Critical damping in nonviscously damped linear systems

Abstract

• Viscoelastic structures are characterized by a frequency dependent damping matrix. • Critically damped modes of nonviscous systems are characterized. • Mathematical conditions to find critical surfaces in nonviscous systems are presented. • A new numerical method to compute critical curves in nonviscous systems is developed. • Critical surfaces of single and multiple degrees of freedom systems are presented. In structural dynamics, energy dissipative mechanisms with nonviscous damping are characterized by their dependence on the time-history of the response velocity, mathematically represented by convolution integrals involving hereditary functions. Combination of damping parameters in the dissipative model can lead the system to be overdamped in some (or all) modes. In the domain of the damping parameters, the thresholds between induced oscillatory and non-oscillatory motion are named critical damping surfaces (or critical manifolds, since several parameters can be involved).
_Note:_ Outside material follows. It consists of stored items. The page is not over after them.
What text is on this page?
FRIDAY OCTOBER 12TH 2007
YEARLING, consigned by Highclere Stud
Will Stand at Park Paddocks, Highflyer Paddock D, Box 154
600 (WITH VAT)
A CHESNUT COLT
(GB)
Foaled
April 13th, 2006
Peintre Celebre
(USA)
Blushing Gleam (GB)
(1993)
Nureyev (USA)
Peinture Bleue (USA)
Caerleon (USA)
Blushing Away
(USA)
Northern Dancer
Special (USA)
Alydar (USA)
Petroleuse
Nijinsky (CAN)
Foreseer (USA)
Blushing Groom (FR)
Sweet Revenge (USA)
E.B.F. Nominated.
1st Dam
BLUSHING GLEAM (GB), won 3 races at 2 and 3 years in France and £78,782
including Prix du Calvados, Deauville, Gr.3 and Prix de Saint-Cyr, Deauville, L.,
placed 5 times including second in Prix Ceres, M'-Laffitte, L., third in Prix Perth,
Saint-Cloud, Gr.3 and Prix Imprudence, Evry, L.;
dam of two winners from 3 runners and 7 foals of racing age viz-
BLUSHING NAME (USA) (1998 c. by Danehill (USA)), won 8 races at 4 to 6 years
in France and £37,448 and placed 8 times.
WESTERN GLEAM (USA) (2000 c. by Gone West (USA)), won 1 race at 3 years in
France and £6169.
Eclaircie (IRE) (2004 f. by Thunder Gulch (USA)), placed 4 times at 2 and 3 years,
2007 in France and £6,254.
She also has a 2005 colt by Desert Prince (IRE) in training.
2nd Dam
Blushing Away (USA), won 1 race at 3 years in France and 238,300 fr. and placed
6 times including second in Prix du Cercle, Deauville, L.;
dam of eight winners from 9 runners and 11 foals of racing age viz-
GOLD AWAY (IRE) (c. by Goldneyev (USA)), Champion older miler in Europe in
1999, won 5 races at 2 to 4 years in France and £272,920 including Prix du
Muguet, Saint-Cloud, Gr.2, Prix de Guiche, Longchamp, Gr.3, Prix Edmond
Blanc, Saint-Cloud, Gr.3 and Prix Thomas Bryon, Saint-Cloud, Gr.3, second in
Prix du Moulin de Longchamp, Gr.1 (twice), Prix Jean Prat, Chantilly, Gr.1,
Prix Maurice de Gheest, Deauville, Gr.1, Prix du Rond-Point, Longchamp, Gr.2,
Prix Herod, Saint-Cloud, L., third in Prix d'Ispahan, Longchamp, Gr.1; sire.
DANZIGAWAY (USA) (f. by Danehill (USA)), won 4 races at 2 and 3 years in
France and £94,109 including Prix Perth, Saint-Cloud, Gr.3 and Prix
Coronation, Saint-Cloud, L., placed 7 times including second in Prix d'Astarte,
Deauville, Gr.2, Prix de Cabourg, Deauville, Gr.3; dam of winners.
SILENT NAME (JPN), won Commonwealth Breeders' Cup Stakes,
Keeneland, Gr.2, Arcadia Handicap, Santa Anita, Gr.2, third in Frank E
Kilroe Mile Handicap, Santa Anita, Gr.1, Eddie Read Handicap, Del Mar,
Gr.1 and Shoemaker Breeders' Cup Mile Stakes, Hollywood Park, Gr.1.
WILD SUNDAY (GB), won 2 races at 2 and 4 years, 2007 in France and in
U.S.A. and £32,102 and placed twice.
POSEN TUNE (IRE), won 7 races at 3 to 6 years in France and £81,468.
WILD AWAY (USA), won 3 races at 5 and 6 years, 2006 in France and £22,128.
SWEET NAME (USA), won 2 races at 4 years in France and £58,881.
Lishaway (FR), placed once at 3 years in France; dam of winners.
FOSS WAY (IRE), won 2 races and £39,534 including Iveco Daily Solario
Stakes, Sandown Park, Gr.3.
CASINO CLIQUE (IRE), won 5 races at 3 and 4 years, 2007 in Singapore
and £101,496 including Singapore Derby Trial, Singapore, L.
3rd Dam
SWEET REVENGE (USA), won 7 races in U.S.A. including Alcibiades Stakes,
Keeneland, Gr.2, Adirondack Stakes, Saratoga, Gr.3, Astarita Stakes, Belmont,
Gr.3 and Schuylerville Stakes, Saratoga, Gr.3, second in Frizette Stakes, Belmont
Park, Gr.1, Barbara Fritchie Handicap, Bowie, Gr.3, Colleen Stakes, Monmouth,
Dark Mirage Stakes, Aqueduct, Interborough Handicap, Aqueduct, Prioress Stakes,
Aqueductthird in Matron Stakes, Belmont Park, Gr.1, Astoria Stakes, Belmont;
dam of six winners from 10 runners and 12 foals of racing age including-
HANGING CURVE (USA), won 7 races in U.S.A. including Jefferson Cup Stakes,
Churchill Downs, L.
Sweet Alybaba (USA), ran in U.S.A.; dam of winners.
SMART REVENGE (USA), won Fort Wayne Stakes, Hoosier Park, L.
In this paper the theoretical foundations to determine critical damping surfaces in nonviscously damped systems are established. In addition, a numerical method to obtain critical curves is developed. The approach is based on the transformation of the algebraic equations , which define implicitly the critical curves, into a system of differential equations. The derivations are validated with three numerical methods covering single and multiple degree of freedom systems.